Dear Mexican: Where is my America? I’m half-Hispanic and half-Italian. I was born in Coney Island to a drug-addicted father and was raised by my mom, who had to work. We were very poor. I’ve always had to struggle for basic possessions. Spanish was not spoken in my house, so my Spanish is muy malo. I’ve worked since I was fifteen and barking for the games at Coney Island. I went to culinary school and became a chef, and have worked in the industry for ten years. It is inundated with illegal Mexican workers. Most of these guys are okay, but they are willing to work longer hours and for less pay. Gone is the eight-hour work day. Nobody gets health coverage. It’s rare to get a paid vacation. It’s rare not to work six days a week. I feel that the influx of illegal workers has lowered labor standards for all workers in the industry. I believe it also creates a population of second-class people ripe for abuse. Plus, these guys are skilled; they are fast and focused. And they never complain, which I think is a problem in itself. I feel like my job can easily be replaced by an illegal worker that I can’t compete with.
I don’t mind helping people who need work. But where can I go? Most restaurants are small businesses in which hiring illegal workers is part of the business plan.

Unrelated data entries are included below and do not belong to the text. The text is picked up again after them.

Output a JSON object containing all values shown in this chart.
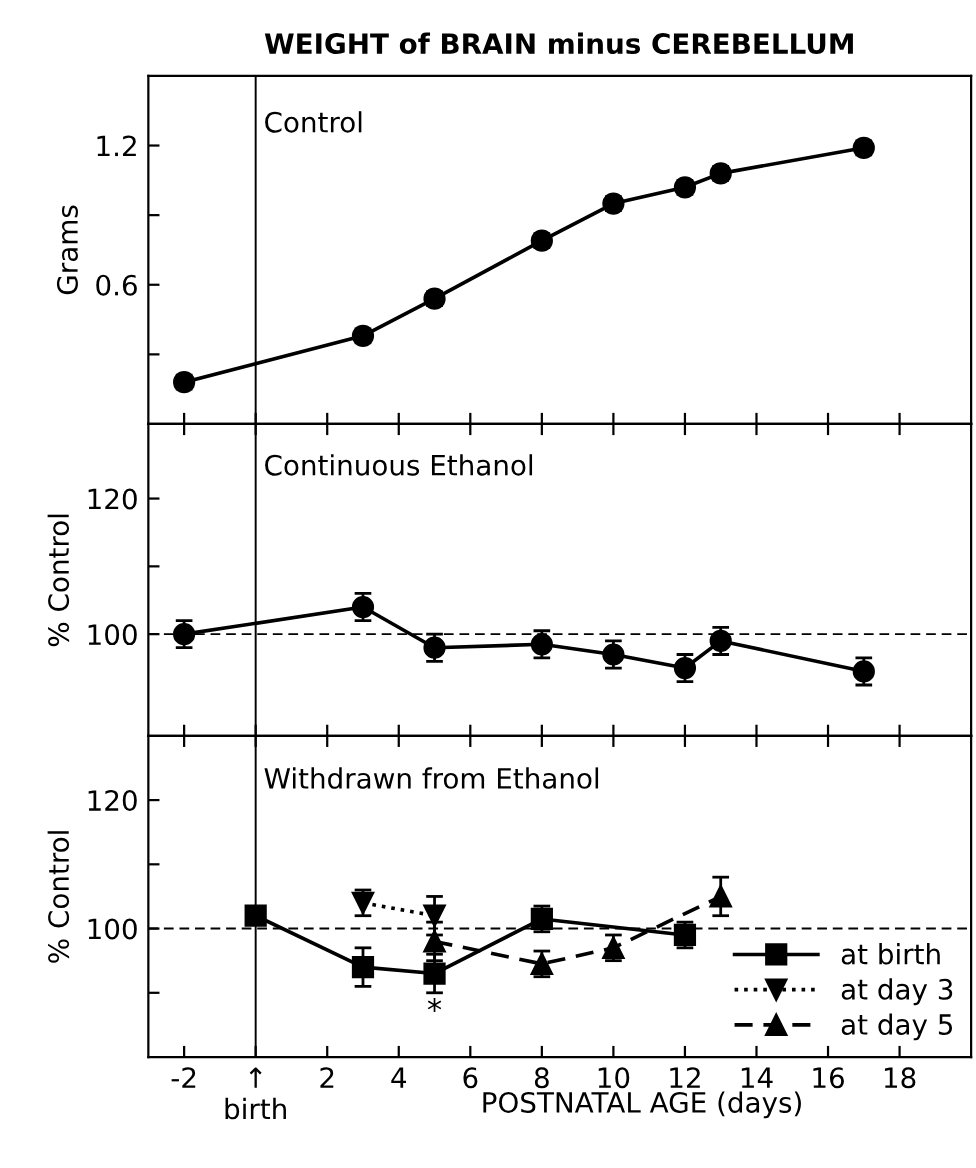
{
  "chart_data": [
    {
      "type": "line",
      "title": "WEIGHT of BRAIN minus CEREBELLUM",
      "subtitle": "Control",
      "ylabel": "Grams",
      "xlim": [
        -3,
        20
      ],
      "xticks": [
        -2,
        0,
        2,
        4,
        6,
        8,
        10,
        12,
        14,
        16,
        18
      ],
      "ylim": [
        0,
        1.5
      ],
      "yticks": [
        {
          "value": 0.3,
          "label": null
        },
        0.6,
        {
          "value": 0.9,
          "label": null
        },
        1.2
      ],
      "tick_labels": "y",
      "grid": false,
      "legend": false,
      "ref_lines": [
        {
          "axis": "x",
          "value": 0,
          "line_style": "solid"
        }
      ],
      "series": [
        {
          "x": [
            -2,
            3,
            5,
            8,
            10,
            12,
            13,
            17
          ],
          "values": [
            0.18,
            0.38,
            0.54,
            0.79,
            0.95,
            1.02,
            1.08,
            1.19
          ],
          "errors": [
            0.03,
            0.03,
            0.03,
            0.03,
            0.03,
            0.03,
            0.03,
            0.03
          ],
          "color": "#000000",
          "marker": "circle",
          "line_style": "solid"
        }
      ]
    },
    {
      "type": "line",
      "subtitle": "Continuous Ethanol",
      "ylabel": "% Control",
      "xlim": [
        -3,
        20
      ],
      "xticks": [
        -2,
        0,
        2,
        4,
        6,
        8,
        10,
        12,
        14,
        16,
        18
      ],
      "ylim": [
        85,
        131
      ],
      "yticks": [
        100,
        {
          "value": 110,
          "label": null
        },
        120
      ],
      "tick_labels": "y",
      "grid": false,
      "legend": false,
      "ref_lines": [
        {
          "axis": "x",
          "value": 0,
          "line_style": "solid"
        },
        {
          "axis": "y",
          "value": 100,
          "line_style": "dashed"
        }
      ],
      "series": [
        {
          "x": [
            -2,
            3,
            5,
            8,
            10,
            12,
            13,
            17
          ],
          "values": [
            100,
            104,
            98,
            98.5,
            97,
            95,
            99,
            94.5
          ],
          "errors": [
            2,
            2,
            2,
            2,
            2,
            2,
            2,
            2
          ],
          "color": "#000000",
          "marker": "circle",
          "line_style": "solid"
        }
      ]
    },
    {
      "type": "line",
      "subtitle": "Withdrawn from Ethanol",
      "ylabel": "% Control",
      "xlabel": "POSTNATAL AGE (days)",
      "xlim": [
        -3,
        20
      ],
      "xticks": [
        -2,
        {
          "value": 0,
          "label": "↑\nbirth"
        },
        2,
        4,
        6,
        8,
        10,
        12,
        14,
        16,
        18
      ],
      "ylim": [
        80,
        130
      ],
      "yticks": [
        {
          "value": 90,
          "label": null
        },
        100,
        {
          "value": 110,
          "label": null
        },
        120
      ],
      "grid": false,
      "legend": "bottom right",
      "ref_lines": [
        {
          "axis": "x",
          "value": 0,
          "line_style": "solid"
        },
        {
          "axis": "y",
          "value": 100,
          "line_style": "dashed"
        }
      ],
      "series": [
        {
          "name": "at birth",
          "x": [
            0,
            3,
            5,
            8,
            12
          ],
          "values": [
            102,
            94,
            93,
            101.5,
            99
          ],
          "errors": [
            null,
            3,
            3,
            2,
            2
          ],
          "value_labels": [
            null,
            null,
            "*",
            null,
            null
          ],
          "color": "#000000",
          "marker": "square",
          "line_style": "solid"
        },
        {
          "name": "at day 3",
          "x": [
            3,
            5
          ],
          "values": [
            104,
            102
          ],
          "errors": [
            2,
            3
          ],
          "color": "#000000",
          "marker": "triangle down",
          "line_style": "dotted"
        },
        {
          "name": "at day 5",
          "x": [
            5,
            8,
            10,
            13
          ],
          "values": [
            98,
            94.5,
            97,
            105
          ],
          "errors": [
            3,
            2,
            2,
            3
          ],
          "color": "#000000",
          "marker": "triangle",
          "line_style": "dashed"
        }
      ]
    }
  ]
}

Where can I go to have my American Dream? I’ve also been called gringo, Whitey and pelón by illegals who, it seems, have never heard of civil rights.
Coney Island Angry
Dear Gabacho: Yes, American-worker rights have suffered during the Great Recession; no, it ain’t the fault of Mexicans. Robber barons are the culprit choking labor now, just as the Molly Maguires raised hell in Pennsylvania coal mines. I was mostly with you in your letter, until you started whining that the Mexican cocineros you worked with called you names. You’re upset that they called you a gabacho and a baldy?
That just means they thought you were enough of a friend that they felt they could bust your balls. They didn’t trust you too much, though, or they’d have given you worse names. And I’m not talking about the parade of pendejo, puto and güey that any male in an all-Mexican environment must endure. You haven’t earned a Mexican squad’s trust until you have an insulting nickname — the more inappropriate, the better. I’ve known of Mexicans whose workplace nicknames were El Taliban (for his beard), El Perico (The Parrot, for the guy’s taste in cocaine), El Maricón (The Faggot, because the hombre was gay), El Panzón (The Fatass) and — my favorite — La Panocha (The Pussy), because homeboy was a player. But I’m a nice guy, so I’ll give you a new nickname: El Chavala. You can look it up!